One of the Act’s purposes is to apply a fair and efficient procedure for resolving disputes. There is a fundamental duty of procedural fairness when investigators are resolving disputes which includes a fair process, impartial bias and the right to be heard.
Steps towards adequate procedural fairness are to outline the expected timeline for each process during an investigation, increase communication between workers and the ESB during an investigation, cease selectively favoring employers, reach a judgment only when all evidence has been reviewed, provide oral hearings when requested, perform complete payroll audits when there is evidence of systemic employer violations and provide proper training to investigators.
Correct
To be an effective instrument of justice for wronged workers, the Employment Standards Branch needs to ensure its process and remedies are correctly applied across the board. Investigators need to apply the law and the ESA correctly, and the ESA needs to ensure investigators are sufficiently trained and knowledgeable.

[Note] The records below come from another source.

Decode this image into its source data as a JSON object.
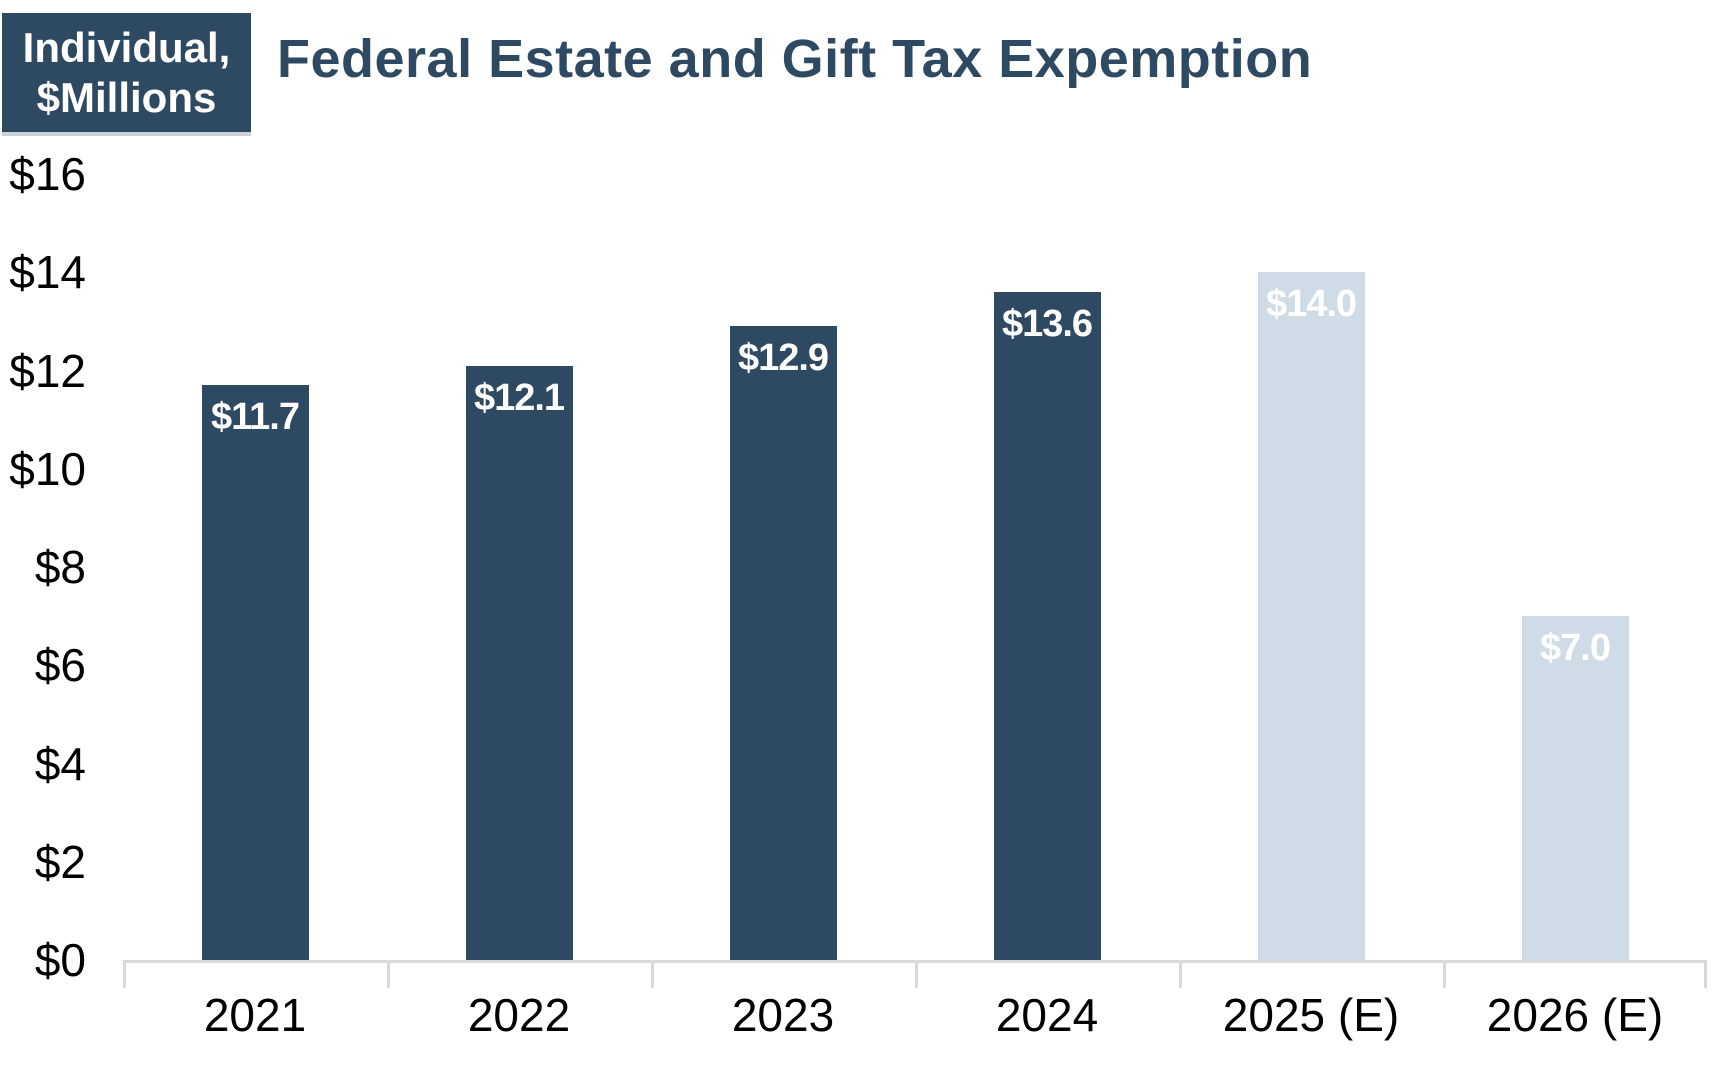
{
  "badge": {
    "line1": "Individual,",
    "line2": "$Millions"
  },
  "chart_data": {
    "type": "bar",
    "title": "Federal Estate and Gift Tax Expemption",
    "unit_note": "Individual, $Millions",
    "categories": [
      "2021",
      "2022",
      "2023",
      "2024",
      "2025 (E)",
      "2026 (E)"
    ],
    "values": [
      11.7,
      12.1,
      12.9,
      13.6,
      14.0,
      7.0
    ],
    "bar_value_labels": [
      "$11.7",
      "$12.1",
      "$12.9",
      "$13.6",
      "$14.0",
      "$7.0"
    ],
    "estimated_flags": [
      false,
      false,
      false,
      false,
      true,
      true
    ],
    "xlabel": "",
    "ylabel": "",
    "ylim": [
      0,
      16
    ],
    "ytick_step": 2,
    "ytick_labels": [
      "$0",
      "$2",
      "$4",
      "$6",
      "$8",
      "$10",
      "$12",
      "$14",
      "$16"
    ],
    "grid": false,
    "legend": "none",
    "colors": {
      "actual_bar": "#2e4a62",
      "estimate_bar": "#cfdce8",
      "bar_value_text": "#ffffff",
      "title_text": "#2e4a62",
      "badge_background": "#2e4a62",
      "badge_text": "#ffffff",
      "axis_text": "#000000",
      "axis_line": "#d9d9d9"
    }
  }
}
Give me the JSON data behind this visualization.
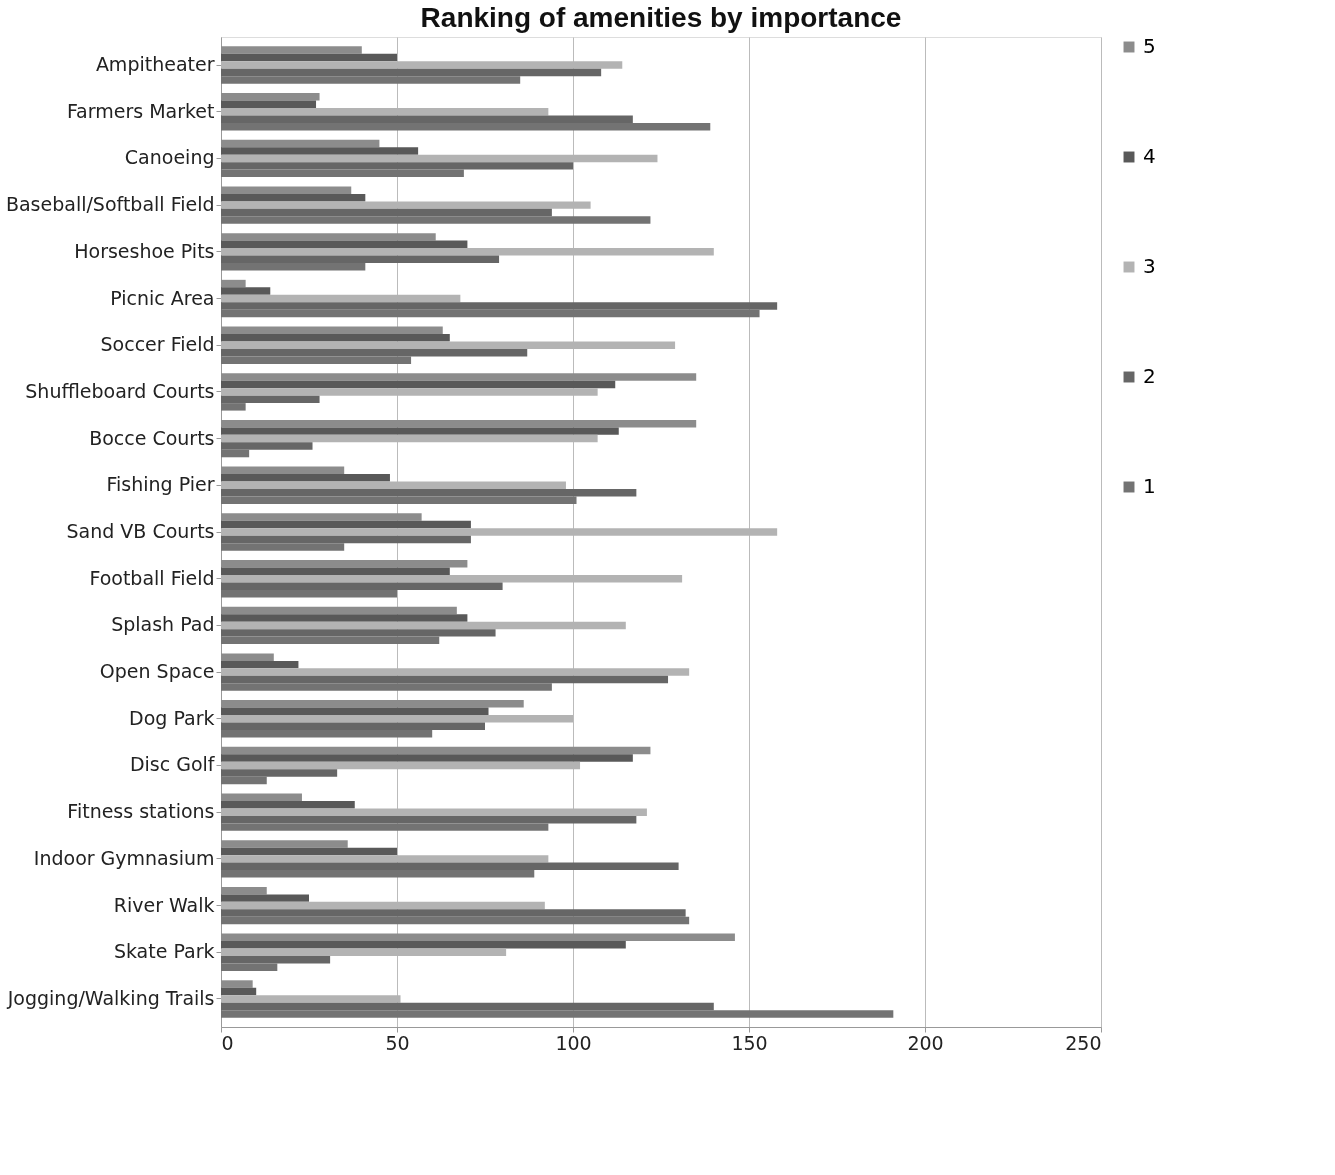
{
  "chart_data": {
    "type": "bar",
    "orientation": "horizontal",
    "title": "Ranking of amenities by importance",
    "categories": [
      "Ampitheater",
      "Farmers Market",
      "Canoeing",
      "Baseball/Softball Field",
      "Horseshoe Pits",
      "Picnic Area",
      "Soccer Field",
      "Shuffleboard Courts",
      "Bocce Courts",
      "Fishing Pier",
      "Sand VB Courts",
      "Football Field",
      "Splash Pad",
      "Open Space",
      "Dog Park",
      "Disc Golf",
      "Fitness stations",
      "Indoor Gymnasium",
      "River Walk",
      "Skate Park",
      "Jogging/Walking Trails"
    ],
    "series": [
      {
        "name": "5",
        "color": "#8c8c8c",
        "values": [
          40,
          28,
          45,
          37,
          61,
          7,
          63,
          135,
          135,
          35,
          57,
          70,
          67,
          15,
          86,
          122,
          23,
          36,
          13,
          146,
          9
        ]
      },
      {
        "name": "4",
        "color": "#595959",
        "values": [
          50,
          27,
          56,
          41,
          70,
          14,
          65,
          112,
          113,
          48,
          71,
          65,
          70,
          22,
          76,
          117,
          38,
          50,
          25,
          115,
          10
        ]
      },
      {
        "name": "3",
        "color": "#b3b3b3",
        "values": [
          114,
          93,
          124,
          105,
          140,
          68,
          129,
          107,
          107,
          98,
          158,
          131,
          115,
          133,
          100,
          102,
          121,
          93,
          92,
          81,
          51
        ]
      },
      {
        "name": "2",
        "color": "#666666",
        "values": [
          108,
          117,
          100,
          94,
          79,
          158,
          87,
          28,
          26,
          118,
          71,
          80,
          78,
          127,
          75,
          33,
          118,
          130,
          132,
          31,
          140
        ]
      },
      {
        "name": "1",
        "color": "#737373",
        "values": [
          85,
          139,
          69,
          122,
          41,
          153,
          54,
          7,
          8,
          101,
          35,
          50,
          62,
          94,
          60,
          13,
          93,
          89,
          133,
          16,
          191
        ]
      }
    ],
    "xlim": [
      0,
      250
    ],
    "xticks": [
      0,
      50,
      100,
      150,
      200,
      250
    ],
    "grid": "x",
    "legend": "right"
  }
}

Unlawful practices such as investigators giving legal advice need to be ended. To ensure correctness of outcome, robust investigations need to be conducted before conclusions, in order to ensure the law is applied correctly.
Additionally, workers should not be pressured to settle during a complaint process before a robust and thorough investigation takes place. Moving away from relying on settlements would ensure workers do not receive less wages than they are owed.
Effective
The Employment Standards Branch needs to operate effectively not only to provide justice to workers currently owed justice and wages; but also to dissuade employers from breaking the law in the first place. The first step to ensuring the existence of an effective ESB is to collect and disburse all monies owed to workers. Correct and proper remedies need to be applied, with shorter wait times for workers to ensure the efficient operation of the ESB. Per the Branch’s own mandate, investigations need to be conducted within 90 days of the receipt of the complaint. The current long wait times dissuade many workers from completing their complaint process; and even for those who begin the process, too many drop out. Penalties for law-breaking employers need to be higher as well, to dissuade employers from breaking the law in the first place. The ESB also needs to resume proactive investigation of problematic sectors and workplaces to ensure that unlawful employers and repeat offenders are caught. These three major steps would ensure the ESB is an effective institution and deterrent against lawbreaking employers. All of the above would put an end to branch-wide austerity measures.
In the Media
February 24, 2024
The Tyee: BC Pledges a Big Budget Boost to Protect Workers’ Rights
“Pamela Charron, the executive director of the Worker’s Solidarity Network, said her organization routinely hears from workers who have been waiting for one to two years just to resolve a complaint. She said the new funding is a good first step but wants to see set deadlines and targets.”